In 2014 Osbourn was elected to join the board of the BioIndustry Association, becoming Chair in 2016; and in this role she has been working to support the development of the biotechnology sector in the UK. She also does this through her roles as a Director of Babraham Bioscience Technologies and as a Director of Cambridge Enterprise, the technology transfer organisation for University of Cambridge.

Osbourn has presented at a number of parliamentary Select Committees. At the Business, Innovation and Skills Committee, on Tuesday 13 May 2014, she gave evidence on behalf of AstraZeneca as it faced a potential takeover from Pfizer.

On 1 July that year, Osbourn gave evidence to the Science and Technology Select Committee: Priorities for Scientific Research.

Osbourn has also previously served as a Member of the UK Medical Research Council Industry Grant Award Assessment Panel.

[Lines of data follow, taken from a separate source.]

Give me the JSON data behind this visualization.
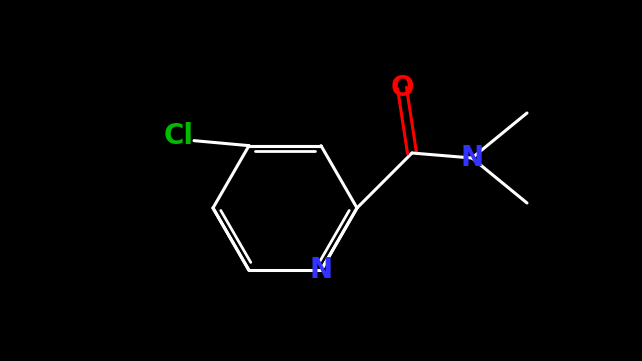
{
  "background_color": "#000000",
  "bond_color": "#ffffff",
  "colors": {
    "O": "#ff0000",
    "N": "#3333ff",
    "Cl": "#00bb00",
    "C": "#ffffff"
  },
  "lw": 2.2,
  "lw_inner": 2.0,
  "font_size": 20,
  "font_size_small": 17,
  "figsize": [
    6.42,
    3.61
  ],
  "dpi": 100
}
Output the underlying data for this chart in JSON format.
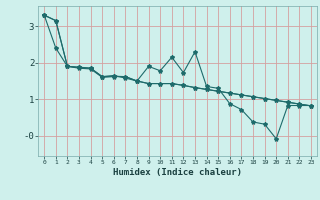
{
  "title": "",
  "xlabel": "Humidex (Indice chaleur)",
  "bg_color": "#cff0ec",
  "line_color": "#1e6b6b",
  "grid_color": "#d4a0a0",
  "xlim": [
    -0.5,
    23.5
  ],
  "ylim": [
    -0.55,
    3.55
  ],
  "line1_x": [
    0,
    1,
    2,
    3,
    4,
    5,
    6,
    7,
    8,
    9,
    10,
    11,
    12,
    13,
    14,
    15,
    16,
    17,
    18,
    19,
    20,
    21,
    22,
    23
  ],
  "line1_y": [
    3.3,
    3.15,
    1.9,
    1.85,
    1.83,
    1.6,
    1.62,
    1.62,
    1.5,
    1.43,
    1.43,
    1.43,
    1.38,
    1.32,
    1.27,
    1.22,
    1.17,
    1.12,
    1.07,
    1.02,
    0.97,
    0.92,
    0.87,
    0.82
  ],
  "line2_x": [
    0,
    1,
    2,
    3,
    4,
    5,
    6,
    7,
    8,
    9,
    10,
    11,
    12,
    13,
    14,
    15,
    16,
    17,
    18,
    19,
    20,
    21,
    22,
    23
  ],
  "line2_y": [
    3.3,
    2.4,
    1.9,
    1.88,
    1.85,
    1.62,
    1.65,
    1.58,
    1.5,
    1.9,
    1.78,
    2.15,
    1.73,
    2.3,
    1.35,
    1.3,
    0.88,
    0.72,
    0.38,
    0.32,
    -0.08,
    0.83,
    0.83,
    0.83
  ],
  "line3_x": [
    0,
    1,
    2,
    3,
    4,
    5,
    6,
    7,
    8,
    9,
    10,
    11,
    12,
    13,
    14,
    15,
    16,
    17,
    18,
    19,
    20,
    21,
    22,
    23
  ],
  "line3_y": [
    3.3,
    3.15,
    1.9,
    1.87,
    1.85,
    1.62,
    1.63,
    1.62,
    1.5,
    1.43,
    1.43,
    1.43,
    1.38,
    1.32,
    1.27,
    1.22,
    1.17,
    1.12,
    1.07,
    1.02,
    0.97,
    0.92,
    0.87,
    0.82
  ]
}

In 2018 the Nobel Prize for Chemistry was awarded jointly to Sir Greg Winter, George Smith and Frances Arnold. Winter received his award for the phage display of peptides and antibodies. Sir Greg and David Chiswell had founded Cambridge Antibody Technology to exploit this science. Osbourn says of this time, "There was a cohort of really able intellect in Cambridge – in CAT and other companies, in the MRC LMB and in the University – and what happened was a condensation of that focus… Once we decided to make phage display work, we set some really tough goals and then just got on with it." To recognise Jane’s contribution to the prize, she, along with David Chiswell and John McCafferty, accompanied Sir Greg to the Nobel ceremony.

On 7 June 2019 she was awarded an OBE for services to Human Monoclonal Antibody Drug Research and Development and Biotechnology. CEO of AstraZeneca, Pascal Soriot, said of the award "On behalf of AstraZeneca, I am delighted to congratulate Dr Jane Osbourn for her award of an OBE in recognition of her services to human monoclonal antibody drug research and development and biotechnology. This well-deserved honour reflects her contribution to biopharmaceutical science over more than 25 years, from Cambridge Antibody Technology to AstraZeneca and MedImmune. Jane’s leadership in UK life sciences includes championing the biotech sector through her position as chair of the BIA and contributing to the growth of the UK’s scientific ecosystem. I would also like to recognise her authentic commitment to building skills through STEM and education outreach, in particular for women in science".

Osbourn was elected a Fellow of the Academy of Medical Sciences in 2021. In 2025, Cambridge Independent Science and Technology awarded Osbourn the Lifetime Achievement Award.